2. To configure host-to-host password-free login, you can refer to the following steps to configure it:
    - Identify the same user as the login user for each host (root is not recommended);
    - Execute `ssh-keygen -t rsa -P ""` to generate the key;
    - Execute `ssh-copy-id DEVICE-IP` to set the IP of the machine that needs password-free login;
    - Execute `ssh DEVICE-IP`. If you can log in without entering a password, the above configuration is successful;
    - Execute the above command on all machines to ensure two-by-two interoperability.

After the configuration is successful, you can start the multi-machine task with the `mpirun` command, and there are currently two ways to start a multi-machine training task:

- By means of `mpirun -H`. The startup script is as follows:

    ```bash
    export DATA_PATH=./MNIST_Data/train/
    mpirun -n 16 -H DEVICE1_IP:8,DEVICE2_IP:8 --output-filename log_output --merge-stderr-to-stdout python net.py
    ```

    indicates that 8 processes are started to run the program on the machines with ip DEVICE1_IP and DEVICE2_IP respectively. Execute on one of the nodes:

    ```bash
    bash run_mpirun_1.sh
    ```

- By means of the `mpirun --hostfile` method. For debugging purposes, this method is recommended for executing multi-machine multi-card scripts. First you need to construct the hostfile file as follows:

    ```text
    DEVICE1 slots=8
    192.168.0.1 slots=8
    ```

    The format of each line is `[hostname] slots=[slotnum]`, and hostname can be either ip or hostname. The above example indicates that there are 8 cards on DEVICE1, and there are also 8 cards on the machine with ip 192.168.0.1.
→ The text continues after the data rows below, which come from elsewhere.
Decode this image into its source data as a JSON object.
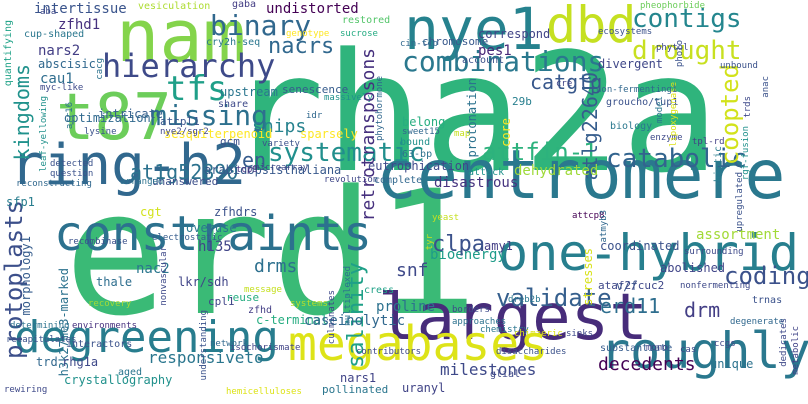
{
  "word_cloud": {
    "words": [
      {
        "text": "rha2a",
        "color": "#2fb47c"
      },
      {
        "text": "erd1",
        "color": "#3aba76"
      },
      {
        "text": "centromere",
        "color": "#2a788e"
      },
      {
        "text": "ring-h2",
        "color": "#31688e"
      },
      {
        "text": "largest",
        "color": "#472c7a"
      },
      {
        "text": "one-hybrid",
        "color": "#277f8e"
      },
      {
        "text": "nam",
        "color": "#84d44b"
      },
      {
        "text": "t87",
        "color": "#6ccd5a"
      },
      {
        "text": "nye1",
        "color": "#26828e"
      },
      {
        "text": "dbd",
        "color": "#c5e021"
      },
      {
        "text": "constraints",
        "color": "#2c718e"
      },
      {
        "text": "megabases",
        "color": "#dde318"
      },
      {
        "text": "roughly",
        "color": "#2a788e"
      },
      {
        "text": "degreening",
        "color": "#287d8e"
      },
      {
        "text": "hierarchy",
        "color": "#3e4a89"
      },
      {
        "text": "binary",
        "color": "#31688e"
      },
      {
        "text": "tfs",
        "color": "#1f9f88"
      },
      {
        "text": "contigs",
        "color": "#24868e"
      },
      {
        "text": "drought",
        "color": "#c8e020"
      },
      {
        "text": "combinations",
        "color": "#2a788e"
      },
      {
        "text": "nacrs",
        "color": "#31688e"
      },
      {
        "text": "missing",
        "color": "#2d708e"
      },
      {
        "text": "systematic",
        "color": "#218f8d"
      },
      {
        "text": "attfin-1",
        "color": "#2db27d"
      },
      {
        "text": "catabolic",
        "color": "#32648e"
      },
      {
        "text": "validate",
        "color": "#355f8d"
      },
      {
        "text": "protoplasts",
        "color": "#3c4f8a"
      },
      {
        "text": "kingdoms",
        "color": "#20928c"
      },
      {
        "text": "coopted",
        "color": "#d2e21b"
      },
      {
        "text": "salinity",
        "color": "#1fa088"
      },
      {
        "text": "coding",
        "color": "#3b518b"
      },
      {
        "text": "en",
        "color": "#365c8d"
      },
      {
        "text": "catgtg",
        "color": "#38588c"
      },
      {
        "text": "atlg22640",
        "color": "#365d8d"
      },
      {
        "text": "at1g52890",
        "color": "#2c728e"
      },
      {
        "text": "snips",
        "color": "#26828e"
      },
      {
        "text": "undistorted",
        "color": "#440154"
      },
      {
        "text": "intertissue",
        "color": "#3a548c"
      },
      {
        "text": "vesiculation",
        "color": "#addc30"
      },
      {
        "text": "zfhd1",
        "color": "#46307e"
      },
      {
        "text": "nars2",
        "color": "#433e85"
      },
      {
        "text": "cau1",
        "color": "#2e6d8e"
      },
      {
        "text": "pes1",
        "color": "#482878"
      },
      {
        "text": "correspond",
        "color": "#414487"
      },
      {
        "text": "chromosome",
        "color": "#38598c"
      },
      {
        "text": "cry2h-seq",
        "color": "#2a768e"
      },
      {
        "text": "restored",
        "color": "#52c569"
      },
      {
        "text": "gaba",
        "color": "#433d84"
      },
      {
        "text": "sucrose",
        "color": "#25ab82"
      },
      {
        "text": "divergent",
        "color": "#3f4788"
      },
      {
        "text": "ecosystems",
        "color": "#3b528b"
      },
      {
        "text": "pheophorbide",
        "color": "#6ccd5a"
      },
      {
        "text": "phytol",
        "color": "#3e4989"
      },
      {
        "text": "abscisic",
        "color": "#31688e"
      },
      {
        "text": "cup-shaped",
        "color": "#2a778e"
      },
      {
        "text": "quantifying",
        "color": "#1fa287"
      },
      {
        "text": "intricate",
        "color": "#355f8d"
      },
      {
        "text": "upstream",
        "color": "#2a768e"
      },
      {
        "text": "optimization",
        "color": "#30698e"
      },
      {
        "text": "senescence",
        "color": "#365c8d"
      },
      {
        "text": "massively",
        "color": "#21918c"
      },
      {
        "text": "sesquiterpenoid",
        "color": "#fde725"
      },
      {
        "text": "share",
        "color": "#3e4989"
      },
      {
        "text": "gcm",
        "color": "#3b528b"
      },
      {
        "text": "belong",
        "color": "#28ae80"
      },
      {
        "text": "protonation",
        "color": "#2c728e"
      },
      {
        "text": "bioenergy",
        "color": "#1e9c89"
      },
      {
        "text": "eutrophication",
        "color": "#3e4989"
      },
      {
        "text": "disastrous",
        "color": "#46337f"
      },
      {
        "text": "dehydrated",
        "color": "#9fda3a"
      },
      {
        "text": "clpa",
        "color": "#3b528b"
      },
      {
        "text": "amy1",
        "color": "#433e85"
      },
      {
        "text": "assortment",
        "color": "#a2da37"
      },
      {
        "text": "arabidopsisthaliana",
        "color": "#38598c"
      },
      {
        "text": "unanswered",
        "color": "#3c4f8a"
      },
      {
        "text": "atcpl1",
        "color": "#39558c"
      },
      {
        "text": "nye2/sgr2",
        "color": "#3f4889"
      },
      {
        "text": "sparsely",
        "color": "#fde725"
      },
      {
        "text": "bound",
        "color": "#21918c"
      },
      {
        "text": "63-bp",
        "color": "#2c728e"
      },
      {
        "text": "29b",
        "color": "#277f8e"
      },
      {
        "text": "groucho/tup1",
        "color": "#3b528b"
      },
      {
        "text": "biology",
        "color": "#2a788e"
      },
      {
        "text": "abiotic",
        "color": "#287d8e"
      },
      {
        "text": "tpl-rd",
        "color": "#433e85"
      },
      {
        "text": "account",
        "color": "#3b528b"
      },
      {
        "text": "microarray",
        "color": "#3e4989"
      },
      {
        "text": "variety",
        "color": "#3b518b"
      },
      {
        "text": "tcp9",
        "color": "#46307e"
      },
      {
        "text": "revolution",
        "color": "#3f4788"
      },
      {
        "text": "complete",
        "color": "#31688e"
      },
      {
        "text": "attack",
        "color": "#20928c"
      },
      {
        "text": "sfp1",
        "color": "#287d8e"
      },
      {
        "text": "h135",
        "color": "#404588"
      },
      {
        "text": "lkr/sdh",
        "color": "#404588"
      },
      {
        "text": "zfhdrs",
        "color": "#3b528b"
      },
      {
        "text": "cgt",
        "color": "#d2e21b"
      },
      {
        "text": "overuse",
        "color": "#2a768e"
      },
      {
        "text": "drms",
        "color": "#2d708e"
      },
      {
        "text": "reuse",
        "color": "#26ad81"
      },
      {
        "text": "nac2",
        "color": "#2a778e"
      },
      {
        "text": "thale",
        "color": "#2e6e8e"
      },
      {
        "text": "cpl1",
        "color": "#404588"
      },
      {
        "text": "zfhd",
        "color": "#433e85"
      },
      {
        "text": "h3k27me3-marked",
        "color": "#2c728e"
      },
      {
        "text": "morphology1",
        "color": "#365d8d"
      },
      {
        "text": "c-terminal",
        "color": "#27ad81"
      },
      {
        "text": "recombinase",
        "color": "#3b528b"
      },
      {
        "text": "electrostatic",
        "color": "#365d8d"
      },
      {
        "text": "proline",
        "color": "#2c718e"
      },
      {
        "text": "cress",
        "color": "#1fa187"
      },
      {
        "text": "snf",
        "color": "#3e4989"
      },
      {
        "text": "caseinolytic",
        "color": "#31688e"
      },
      {
        "text": "erd11",
        "color": "#2e6e8e"
      },
      {
        "text": "drm",
        "color": "#433e85"
      },
      {
        "text": "coordinated",
        "color": "#3b528b"
      },
      {
        "text": "abolished",
        "color": "#404588"
      },
      {
        "text": "ataf2/cuc2",
        "color": "#3f4889"
      },
      {
        "text": "surrounding",
        "color": "#3e4989"
      },
      {
        "text": "nonfermenting",
        "color": "#3e4989"
      },
      {
        "text": "degenerate",
        "color": "#31688e"
      },
      {
        "text": "trnas",
        "color": "#3b528b"
      },
      {
        "text": "responsiveto",
        "color": "#2a768e"
      },
      {
        "text": "milestones",
        "color": "#3e4989"
      },
      {
        "text": "decedents",
        "color": "#440154"
      },
      {
        "text": "unique",
        "color": "#2c728e"
      },
      {
        "text": "rhg1a",
        "color": "#3e4989"
      },
      {
        "text": "crystallography",
        "color": "#21918c"
      },
      {
        "text": "trd",
        "color": "#31688e"
      },
      {
        "text": "aged",
        "color": "#2a768e"
      },
      {
        "text": "nars1",
        "color": "#414487"
      },
      {
        "text": "pollinated",
        "color": "#2a768e"
      },
      {
        "text": "uranyl",
        "color": "#414487"
      },
      {
        "text": "glial",
        "color": "#3e4989"
      },
      {
        "text": "interactors",
        "color": "#3b528b"
      },
      {
        "text": "environments",
        "color": "#46307e"
      },
      {
        "text": "isochorismate",
        "color": "#414487"
      },
      {
        "text": "contributors",
        "color": "#3e4989"
      },
      {
        "text": "disaccharides",
        "color": "#3b528b"
      },
      {
        "text": "substantiate",
        "color": "#365c8d"
      },
      {
        "text": "mono",
        "color": "#414487"
      },
      {
        "text": "cas",
        "color": "#3e4989"
      },
      {
        "text": "ccgs",
        "color": "#3f4788"
      },
      {
        "text": "chemistry",
        "color": "#2a768e"
      },
      {
        "text": "approaches",
        "color": "#2c728e"
      },
      {
        "text": "borders",
        "color": "#3e4989"
      },
      {
        "text": "sinks",
        "color": "#3e4989"
      },
      {
        "text": "dreb2b",
        "color": "#2a768e"
      },
      {
        "text": "recovery",
        "color": "#a2da37"
      },
      {
        "text": "systems",
        "color": "#b5de2b"
      },
      {
        "text": "message",
        "color": "#c5e021"
      },
      {
        "text": "yeast",
        "color": "#c5e021"
      },
      {
        "text": "v/f",
        "color": "#3b528b"
      },
      {
        "text": "attcp8",
        "color": "#440154"
      },
      {
        "text": "atmyb3",
        "color": "#31688e"
      },
      {
        "text": "retrotransposons",
        "color": "#46307e"
      },
      {
        "text": "stresses",
        "color": "#d8e219"
      },
      {
        "text": "core",
        "color": "#fde725"
      },
      {
        "text": "tyr",
        "color": "#c5e021"
      },
      {
        "text": "detected",
        "color": "#3b528b"
      },
      {
        "text": "question",
        "color": "#3b528b"
      },
      {
        "text": "arranged",
        "color": "#2c728e"
      },
      {
        "text": "reconstructing",
        "color": "#31688e"
      },
      {
        "text": "lysine",
        "color": "#3b528b"
      },
      {
        "text": "leaf-yellowing",
        "color": "#21918c"
      },
      {
        "text": "multiplexed",
        "color": "#2c728e"
      },
      {
        "text": "culminates",
        "color": "#3e4989"
      },
      {
        "text": "network",
        "color": "#31688e"
      },
      {
        "text": "recapitulates",
        "color": "#3b528b"
      },
      {
        "text": "nonvascular",
        "color": "#3e4989"
      },
      {
        "text": "understanding",
        "color": "#3b528b"
      },
      {
        "text": "determining",
        "color": "#2c728e"
      },
      {
        "text": "rewiring",
        "color": "#3e4989"
      },
      {
        "text": "hemicelluloses",
        "color": "#dde318"
      },
      {
        "text": "chimaeric",
        "color": "#dde318"
      },
      {
        "text": "cre",
        "color": "#414487"
      },
      {
        "text": "cin-tcp",
        "color": "#31688e"
      },
      {
        "text": "phytohormone",
        "color": "#31688e"
      },
      {
        "text": "sweet15",
        "color": "#31688e"
      },
      {
        "text": "map",
        "color": "#c5e021"
      },
      {
        "text": "enzyme",
        "color": "#3e4989"
      },
      {
        "text": "model",
        "color": "#2a768e"
      },
      {
        "text": "lipoxygenase",
        "color": "#dde318"
      },
      {
        "text": "trds",
        "color": "#3e4989"
      },
      {
        "text": "photo",
        "color": "#3b528b"
      },
      {
        "text": "non-fermenting1",
        "color": "#31688e"
      },
      {
        "text": "rgf-fusion",
        "color": "#21918c"
      },
      {
        "text": "upregulated",
        "color": "#3b528b"
      },
      {
        "text": "anac",
        "color": "#3b528b"
      },
      {
        "text": "dedicates",
        "color": "#3e4989"
      },
      {
        "text": "metabolic",
        "color": "#414487"
      },
      {
        "text": "unbound",
        "color": "#3b528b"
      },
      {
        "text": "aba",
        "color": "#3e4989"
      },
      {
        "text": "myc-like",
        "color": "#3e4989"
      },
      {
        "text": "cacg",
        "color": "#2c728e"
      },
      {
        "text": "genotype",
        "color": "#fde725"
      },
      {
        "text": "idr",
        "color": "#31688e"
      },
      {
        "text": "arr16",
        "color": "#2c728e"
      }
    ]
  }
}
    The execution script for the 2-machine 16-card is as follows, and you need to pass in the variable `HOSTFILE`, which indicates the path to the hostfile file:

    ```bash
    export DATA_PATH=./MNIST_Data/train/
    HOSTFILE=$1
    mpirun -n 16 --hostfile $HOSTFILE --output-filename log_output --merge-stderr-to-stdout python net.sh
    ```

    Execute on one of the nodes:

    ```bash
    bash run_mpirun_2.sh ./hostfile
    ```

After execution, the log file is saved to the log_output directory and the result is saved in log_output/1/rank.*/stdout.